Но ничего не происходит. К потолку тонкой змейкой тянется голубоватый дымок. Дон осторожно затягивается. Получается. Затягивается смелей. Ничего. Он не кашляет, не хрипит. Затягивается опять. И опять.
В горле першит. В голове странный туман, во всем теле слабость. Постепенно контуры предметов стираются. Свет настольной лампы расплывается. Глухой колокольный звон начинает раздаваться в ушах.
И вдруг словно прорывается завеса! Все становится ярким и красочным. Каждая деталь причудливого пейзажа отчетлива, имеет свой неповторимый яркий свет. Не так уж все плохо.
Дону очень весело. Господи, да какое значение, право же, имеет вообще Тер! Ее поклонники, женихи, мужья, дети, внуки, правнуки! Какое? Когда все самые прекрасные женщины мира у ног Дона. Он, правда, их не видит, просто какие-то яркие пятна, но знает, что он самый красивый, самый неотразимый…
Дон беззвучно смеется. Если б все они, и Тер первая, знали, как ему на все наплевать, как все безразлично… Как мог он огорчаться из-за какой-то Тер? Из-за какой-то любви! Вообще из-за чего-то…
Лампа на столе начинает гореть поперек. Забавно. Огонь вытягивается в стороны, потом вверх. И в нем глаза. Откуда? Ах, это не огонь, это лицо Тер! Боже, какое оно страшное, какое уродливое, как в комнате кривых зеркал.
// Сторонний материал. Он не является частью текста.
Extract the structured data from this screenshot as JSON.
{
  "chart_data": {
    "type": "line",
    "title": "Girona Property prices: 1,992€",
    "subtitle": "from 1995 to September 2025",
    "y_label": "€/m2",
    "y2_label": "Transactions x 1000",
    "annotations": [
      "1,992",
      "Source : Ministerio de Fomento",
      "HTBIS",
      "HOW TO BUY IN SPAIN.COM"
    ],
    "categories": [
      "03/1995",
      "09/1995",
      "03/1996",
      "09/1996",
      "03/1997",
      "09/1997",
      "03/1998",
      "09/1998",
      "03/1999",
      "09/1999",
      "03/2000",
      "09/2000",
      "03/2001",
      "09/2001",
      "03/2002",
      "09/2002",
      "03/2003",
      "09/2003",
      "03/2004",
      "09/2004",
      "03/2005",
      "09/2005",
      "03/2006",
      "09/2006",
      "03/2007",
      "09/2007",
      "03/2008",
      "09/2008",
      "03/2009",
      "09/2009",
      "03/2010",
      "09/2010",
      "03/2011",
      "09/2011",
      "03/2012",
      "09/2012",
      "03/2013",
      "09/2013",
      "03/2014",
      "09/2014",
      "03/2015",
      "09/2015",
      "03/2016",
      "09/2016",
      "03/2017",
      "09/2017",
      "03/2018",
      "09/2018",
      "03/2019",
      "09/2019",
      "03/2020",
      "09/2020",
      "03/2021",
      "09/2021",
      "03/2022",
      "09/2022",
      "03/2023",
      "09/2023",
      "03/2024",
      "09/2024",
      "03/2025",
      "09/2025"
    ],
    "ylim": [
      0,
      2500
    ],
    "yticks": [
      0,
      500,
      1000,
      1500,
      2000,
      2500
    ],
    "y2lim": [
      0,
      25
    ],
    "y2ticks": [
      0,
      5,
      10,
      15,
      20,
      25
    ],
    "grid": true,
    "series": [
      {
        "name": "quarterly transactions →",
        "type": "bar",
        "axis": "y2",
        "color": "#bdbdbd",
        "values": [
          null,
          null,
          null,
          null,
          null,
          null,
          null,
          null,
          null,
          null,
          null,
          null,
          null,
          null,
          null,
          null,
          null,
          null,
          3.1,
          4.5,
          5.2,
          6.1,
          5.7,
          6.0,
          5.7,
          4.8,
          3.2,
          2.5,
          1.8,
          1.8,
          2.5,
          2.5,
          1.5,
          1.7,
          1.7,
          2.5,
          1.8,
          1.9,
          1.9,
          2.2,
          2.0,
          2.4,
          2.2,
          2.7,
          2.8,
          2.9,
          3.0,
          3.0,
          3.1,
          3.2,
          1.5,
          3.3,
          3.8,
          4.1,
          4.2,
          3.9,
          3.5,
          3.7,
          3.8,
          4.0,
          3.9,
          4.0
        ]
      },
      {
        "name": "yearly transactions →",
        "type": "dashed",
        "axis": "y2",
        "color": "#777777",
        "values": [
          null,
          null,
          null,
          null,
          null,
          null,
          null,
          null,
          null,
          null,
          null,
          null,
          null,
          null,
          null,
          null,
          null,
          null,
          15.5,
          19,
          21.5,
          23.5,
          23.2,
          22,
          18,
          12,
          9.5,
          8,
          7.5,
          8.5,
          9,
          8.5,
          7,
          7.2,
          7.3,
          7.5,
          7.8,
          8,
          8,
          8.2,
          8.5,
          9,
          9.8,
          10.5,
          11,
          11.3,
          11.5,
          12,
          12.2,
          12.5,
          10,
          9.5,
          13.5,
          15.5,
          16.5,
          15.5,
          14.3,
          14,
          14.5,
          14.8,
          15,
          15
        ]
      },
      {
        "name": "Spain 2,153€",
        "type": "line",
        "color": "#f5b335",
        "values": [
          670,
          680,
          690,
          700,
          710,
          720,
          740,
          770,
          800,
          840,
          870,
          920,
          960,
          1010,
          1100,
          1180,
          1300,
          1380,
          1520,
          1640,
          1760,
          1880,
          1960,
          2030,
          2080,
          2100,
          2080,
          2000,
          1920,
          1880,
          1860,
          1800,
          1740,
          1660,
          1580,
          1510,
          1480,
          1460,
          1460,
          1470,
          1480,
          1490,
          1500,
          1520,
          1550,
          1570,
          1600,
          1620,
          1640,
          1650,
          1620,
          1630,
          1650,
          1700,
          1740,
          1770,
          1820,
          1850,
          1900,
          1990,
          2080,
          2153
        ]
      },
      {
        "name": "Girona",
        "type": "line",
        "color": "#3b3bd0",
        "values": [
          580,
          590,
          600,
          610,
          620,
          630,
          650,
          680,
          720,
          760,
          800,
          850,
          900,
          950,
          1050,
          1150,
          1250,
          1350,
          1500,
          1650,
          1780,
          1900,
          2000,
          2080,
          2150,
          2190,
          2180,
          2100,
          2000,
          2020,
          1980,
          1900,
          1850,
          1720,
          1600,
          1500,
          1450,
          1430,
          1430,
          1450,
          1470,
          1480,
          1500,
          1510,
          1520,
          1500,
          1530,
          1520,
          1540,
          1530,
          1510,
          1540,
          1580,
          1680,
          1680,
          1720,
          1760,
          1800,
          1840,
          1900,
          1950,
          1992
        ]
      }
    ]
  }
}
Смешно. Дон хрипло смеется. Нет, не смешно — страшно! Он закрывает глаза руками, но видение не исчезает. Он сползает с постели на пол.
Голова начинает гудеть, все сильней и сильней, внутри кто-то раскачивает тяжелый чугунный язык, потому что это не голова, а колокол. Ох, как больно! Потом он начинает лететь вниз, в мрак, в бездну. Все быстрей полет, все стремительней кружение…
…Он проснулся утром от громкого стука в дверь. Голова кружилась, тошнота была нестерпимой. Так было с ним лишь однажды, когда над ним подшутили: незаметно подливали виски в пиво на одной из вечеринок.
— Сынок, это отец! Сынок, тебя к телефону! Дон с трудом поднимается и обнаруживает, что он в костюме, в плаще. Торопливо и неловко (все валится из дрожащих рук) снимает ботинки, плащ, штаны, набрасывает халат, идет к двери.
— Ты чего заперся? — Отец удивленно смотрит на сына. — Ты не заболел ли? На тебе лица нет!
— Кто звонит, отец?
— Иди, Рив тебя спрашивает. Дон подходит к аппарату.
— Слушай, Дон! — Голос Рива звучит глухо, смысл его слов еле пробивается через чугунный обруч, сжимающий голову Дона. — Надо повидаться. Можно мне зайти?